Musea op jacht naar publiek

Nieuws

Musea op jacht naar publiek

Pilar Franco

31 mei 2002

Mexico telt meer dan 900 musea, maar slechts 11
procent van de bevolking brengt jaarlijks aan één daarvan een bezoek, zo
blijkt uit cijfers van de Verenigde Naties. Dat kan beter: in Costa Rica
trekt 22 procent van de bevolking jaarlijks naar een museum en in Spanje
zelfs 73. De Mexicaanse overheid start daarom een grote promotiecampagne om
het museumbezoek op te krikken.

Een centrale rol in die campagne speelt de educatieve dienst van Nationaal
Instituut voor Antropologie en Geschiedenis (INAH), de instelling die de
nationale musea beheert die de oudheid tot de 18de eeuw behandelen. De
educatieve dienst van het INAH, die werd opgericht in 1952 om kinderen,
jongeren, volwassenen, gehandicapten en de inheemse bevolking te stimuleren
meer musea te bezoeken, viert dit jaar haar vijftigste verjaardag. Dat
gebeurt met speciale tentoonstellingen, maar ook met workshops, cursussen,
concerten, lezingen en theaterstukken. Een museum bezoeken is ‘una
experiencia INHAgotable’ - een ervaring waar je nooit genoeg van krijgt - zo
luidt de centrale slogan waarmee de INHA dit jaar haar beste beentje
voorzet.

Volgens specialisten is museumbezoek in Mexico meestal een
familie-aangelegenheid; het is eerder een manier om iets leuks te doen in
het weekend dan een poging om iets bij te leren. Experts van de Nationale
Autonome Universiteit van Mexico zijn op zoek naar nieuwe pedagogische en
didactische methoden om de museumbezoekers desondanks meer mee te geven. De
resultaten van dat onderzoek zullen voorgelegd worden aan de Nationale Raad
voor Cultuur en Kunsten (Conaculta). Die instelling beheert de Mexicaanse
musea die zich toeleggen op de recente geschiedenis van het land.

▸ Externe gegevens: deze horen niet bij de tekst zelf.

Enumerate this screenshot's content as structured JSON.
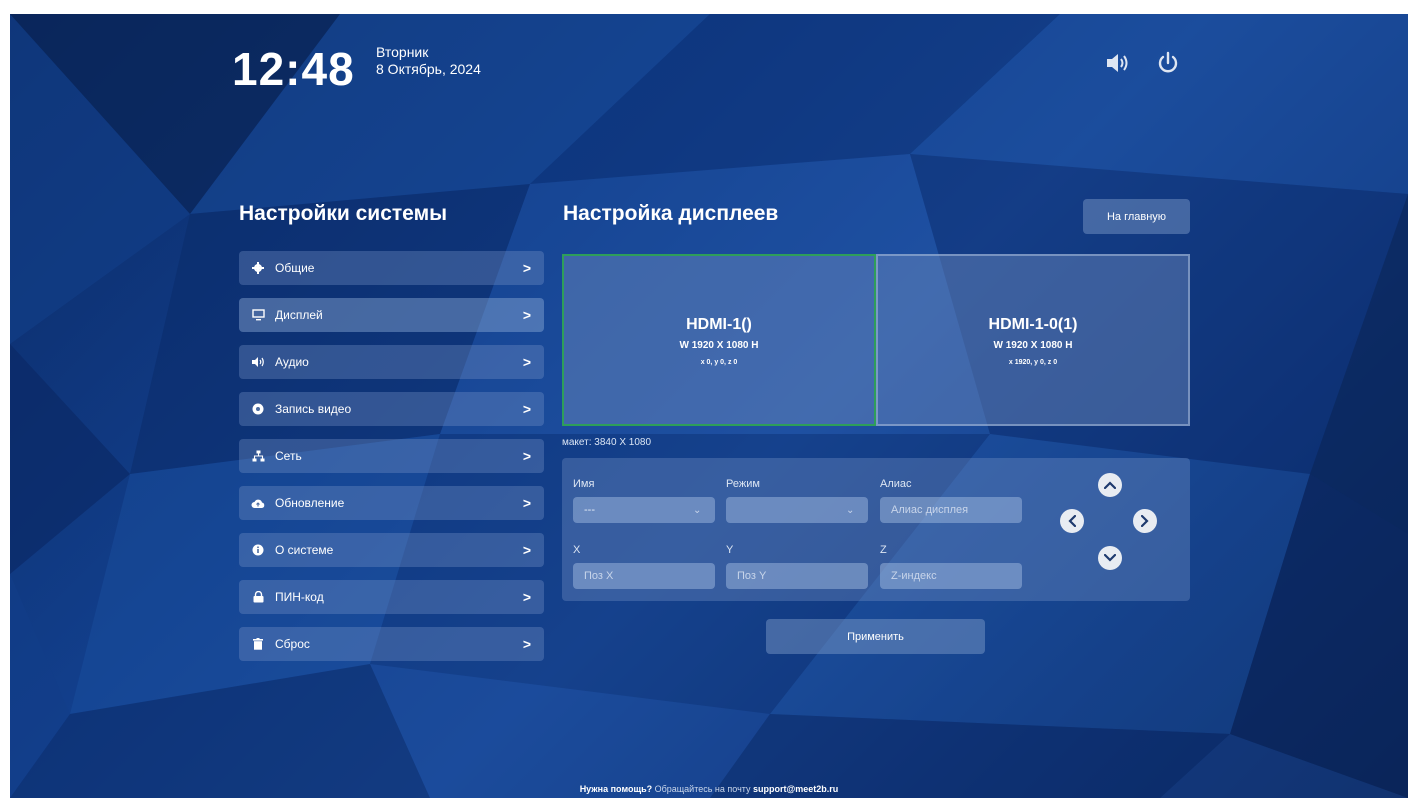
{
  "header": {
    "time": "12:48",
    "weekday": "Вторник",
    "date": "8 Октябрь, 2024",
    "icons": [
      "volume-icon",
      "power-icon"
    ]
  },
  "sidebar": {
    "title": "Настройки системы",
    "items": [
      {
        "label": "Общие",
        "icon": "gear-icon"
      },
      {
        "label": "Дисплей",
        "icon": "monitor-icon",
        "active": true
      },
      {
        "label": "Аудио",
        "icon": "speaker-icon"
      },
      {
        "label": "Запись видео",
        "icon": "record-icon"
      },
      {
        "label": "Сеть",
        "icon": "network-icon"
      },
      {
        "label": "Обновление",
        "icon": "cloud-upload-icon"
      },
      {
        "label": "О системе",
        "icon": "info-icon"
      },
      {
        "label": "ПИН-код",
        "icon": "lock-icon"
      },
      {
        "label": "Сброс",
        "icon": "trash-icon"
      }
    ]
  },
  "main": {
    "title": "Настройка дисплеев",
    "home_button": "На главную",
    "displays": [
      {
        "name": "HDMI-1()",
        "resolution": "W 1920 X 1080 H",
        "position": "x 0, y 0, z 0",
        "selected": true
      },
      {
        "name": "HDMI-1-0(1)",
        "resolution": "W 1920 X 1080 H",
        "position": "x 1920, y 0, z 0",
        "selected": false
      }
    ],
    "layout_size": "макет: 3840 X 1080",
    "form": {
      "name_label": "Имя",
      "name_value": "---",
      "mode_label": "Режим",
      "mode_value": "",
      "alias_label": "Алиас",
      "alias_placeholder": "Алиас дисплея",
      "x_label": "X",
      "x_placeholder": "Поз X",
      "y_label": "Y",
      "y_placeholder": "Поз Y",
      "z_label": "Z",
      "z_placeholder": "Z-индекс"
    },
    "apply_button": "Применить"
  },
  "footer": {
    "help_bold": "Нужна помощь?",
    "help_text": " Обращайтесь на почту ",
    "email": "support@meet2b.ru"
  },
  "colors": {
    "background_dark": "#0b2a66",
    "background_mid": "#1d4e9e",
    "selected_border": "#2e9e5a"
  }
}
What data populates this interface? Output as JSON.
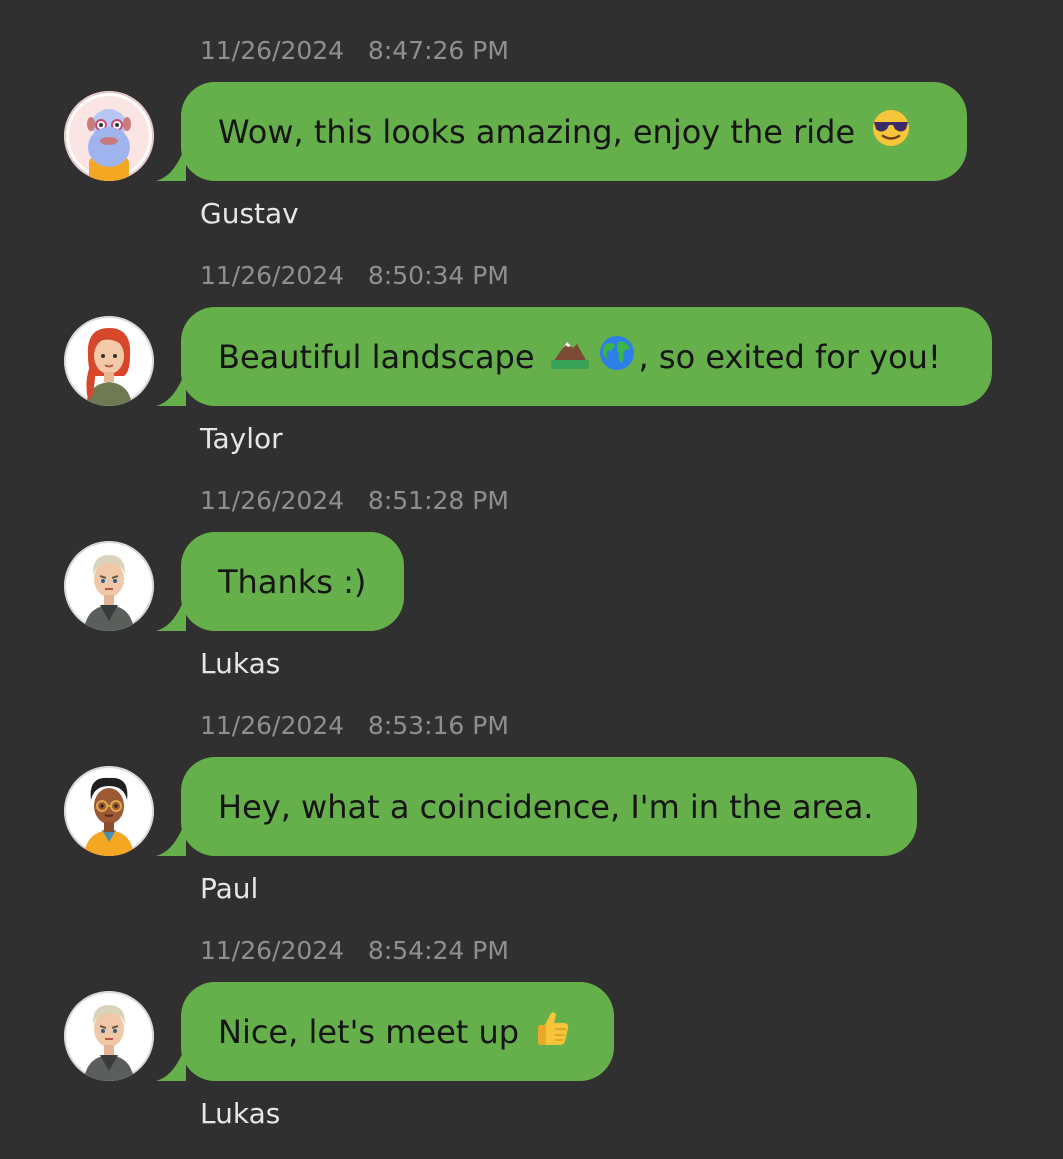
{
  "messages": [
    {
      "timestamp": "11/26/2024   8:47:26 PM",
      "text": "Wow, this looks amazing, enjoy the ride",
      "emoji_after": [
        "smiling-face-with-sunglasses-icon"
      ],
      "sender": "Gustav",
      "avatar": "gustav-avatar"
    },
    {
      "timestamp": "11/26/2024   8:50:34 PM",
      "text_before": "Beautiful landscape",
      "text_after": ", so exited for you!",
      "emoji_mid": [
        "mountain-icon",
        "globe-icon"
      ],
      "sender": "Taylor",
      "avatar": "taylor-avatar"
    },
    {
      "timestamp": "11/26/2024   8:51:28 PM",
      "text": "Thanks :)",
      "sender": "Lukas",
      "avatar": "lukas-avatar"
    },
    {
      "timestamp": "11/26/2024   8:53:16 PM",
      "text": "Hey, what a coincidence, I'm in the area.",
      "sender": "Paul",
      "avatar": "paul-avatar"
    },
    {
      "timestamp": "11/26/2024   8:54:24 PM",
      "text": "Nice, let's meet up",
      "emoji_after": [
        "thumbs-up-icon"
      ],
      "sender": "Lukas",
      "avatar": "lukas-avatar"
    }
  ],
  "colors": {
    "background": "#303030",
    "bubble": "#66b04b",
    "bubble_text": "#151515",
    "timestamp": "#8f8f8f",
    "sender": "#e6e6e6"
  }
}
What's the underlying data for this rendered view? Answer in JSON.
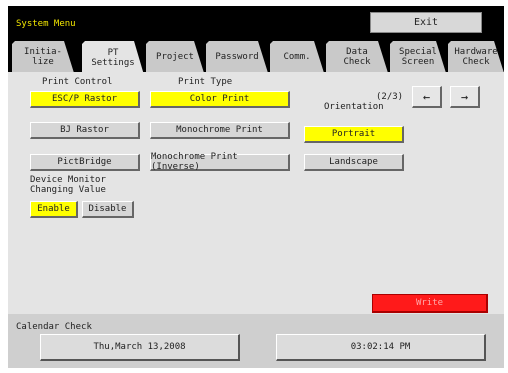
{
  "header": {
    "title": "System Menu",
    "exit_label": "Exit"
  },
  "tabs": [
    {
      "label": "Initia-\nlize"
    },
    {
      "label": "PT\nSettings"
    },
    {
      "label": "Project"
    },
    {
      "label": "Password"
    },
    {
      "label": "Comm."
    },
    {
      "label": "Data\nCheck"
    },
    {
      "label": "Special\nScreen"
    },
    {
      "label": "Hardware\nCheck"
    }
  ],
  "panel": {
    "print_control": {
      "heading": "Print Control",
      "options": [
        "ESC/P Rastor",
        "BJ Rastor",
        "PictBridge"
      ],
      "selected": "ESC/P Rastor"
    },
    "print_type": {
      "heading": "Print Type",
      "options": [
        "Color Print",
        "Monochrome Print",
        "Monochrome Print (Inverse)"
      ],
      "selected": "Color Print"
    },
    "orientation": {
      "heading": "Orientation",
      "options": [
        "Portrait",
        "Landscape"
      ],
      "selected": "Portrait"
    },
    "page_indicator": "(2/3)",
    "prev_arrow": "←",
    "next_arrow": "→",
    "device_monitor": {
      "heading_line1": "Device Monitor",
      "heading_line2": "Changing Value",
      "enable": "Enable",
      "disable": "Disable",
      "selected": "Enable"
    },
    "write_label": "Write"
  },
  "footer": {
    "label": "Calendar Check",
    "date": "Thu,March 13,2008",
    "time": "03:02:14 PM"
  },
  "colors": {
    "selected": "#ffff00",
    "write": "#ff1a1a",
    "title": "#f2e600"
  }
}
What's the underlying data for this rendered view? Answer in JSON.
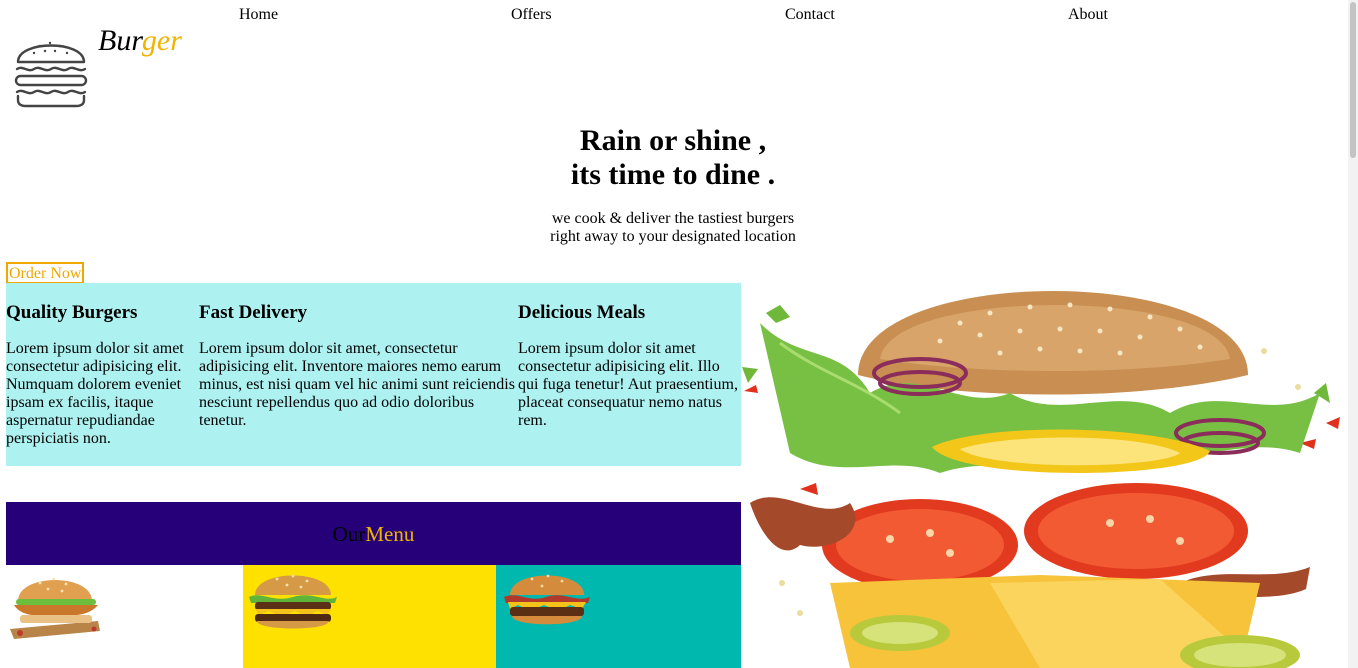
{
  "nav": {
    "items": [
      "Home",
      "Offers",
      "Contact",
      "About"
    ]
  },
  "logo": {
    "icon": "burger-outline-icon",
    "text_part1": "Bur",
    "text_part2": "ger",
    "accent_color": "#f0b400"
  },
  "hero": {
    "title_line1": "Rain or shine ,",
    "title_line2": "its time to dine .",
    "sub_line1": "we cook & deliver the tastiest burgers",
    "sub_line2": "right away to your designated location",
    "order_button": "Order Now"
  },
  "features": [
    {
      "title": "Quality Burgers",
      "text": "Lorem ipsum dolor sit amet consectetur adipisicing elit. Numquam dolorem eveniet ipsam ex facilis, itaque aspernatur repudiandae perspiciatis non."
    },
    {
      "title": "Fast Delivery",
      "text": "Lorem ipsum dolor sit amet, consectetur adipisicing elit. Inventore maiores nemo earum minus, est nisi quam vel hic animi sunt reiciendis nesciunt repellendus quo ad odio doloribus tenetur."
    },
    {
      "title": "Delicious Meals",
      "text": "Lorem ipsum dolor sit amet consectetur adipisicing elit. Illo qui fuga tenetur! Aut praesentium, placeat consequatur nemo natus rem."
    }
  ],
  "menu": {
    "title_part1": "Our",
    "title_part2": "Menu",
    "bar_color": "#260078",
    "cells": [
      {
        "bg": "#ffffff",
        "image": "crispy-chicken-burger"
      },
      {
        "bg": "#ffe100",
        "image": "double-cheeseburger"
      },
      {
        "bg": "#00b8ad",
        "image": "bacon-cheeseburger"
      }
    ]
  },
  "colors": {
    "features_bg": "#adf1f1",
    "accent": "#f0b400",
    "menu_bar": "#260078"
  }
}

De magere bezoekersaantallen houden wellicht geen verband met het aanbod in
de Mexicaanse musea: dat is immers indrukwekkend. Het Nationaal Museum voor
Antropologie en het Museum van het Paleis voor Schone Kunsten in Mexico-stad
zijn de meest representatieve musea in het hele land. Het eerste herbergt
een fantastische collectie van pre-colombiaanse stukken, verzameld in heel
het land. Elke zaal is als het ware een museum op zich. Het Museum van het
Paleis voor Schone Kunsten was het eerste in het land dat specifiek aan de
plastische kunsten gewijd werd. Het werd in 1904 gebouwd door de Italiaanse
architect Adamo Boari, en alleen het gebouw heeft al een enorme waarde want
het bevat de meest representatieve muurschilderingen van de grote meesters
David Alfaro Siqueiros, José Clemente Orozco en de in Europa het meest
bekende Diego Rivera.

Volgens museumexpert Felipe Lacouture laten de Mexicaanse musea een steek
vallen bij de laatste stap in de lange keten van activiteiten waarmee ze
zich moeten bezighouden. Eerst is er het onderzoek, dan het verzamelen, het
classificeren, in kaart brengen, conserveren en restaureren. Daarna komt pas
het tentoonstellen, het publieke deel van het museum. Tot slot volgt nog het
educatieve, via verspreiding, communicatie en de participatie van het
publiek. In Mexico loopt er iets mis met die laatste fase: het contact met
het publiek. Musea moeten in dialoog treden met de gemeenschap, oordeelt
Lacouture. Een museum dat enkel tentoonstelt, is als een dialoog voeren in
de woestijn.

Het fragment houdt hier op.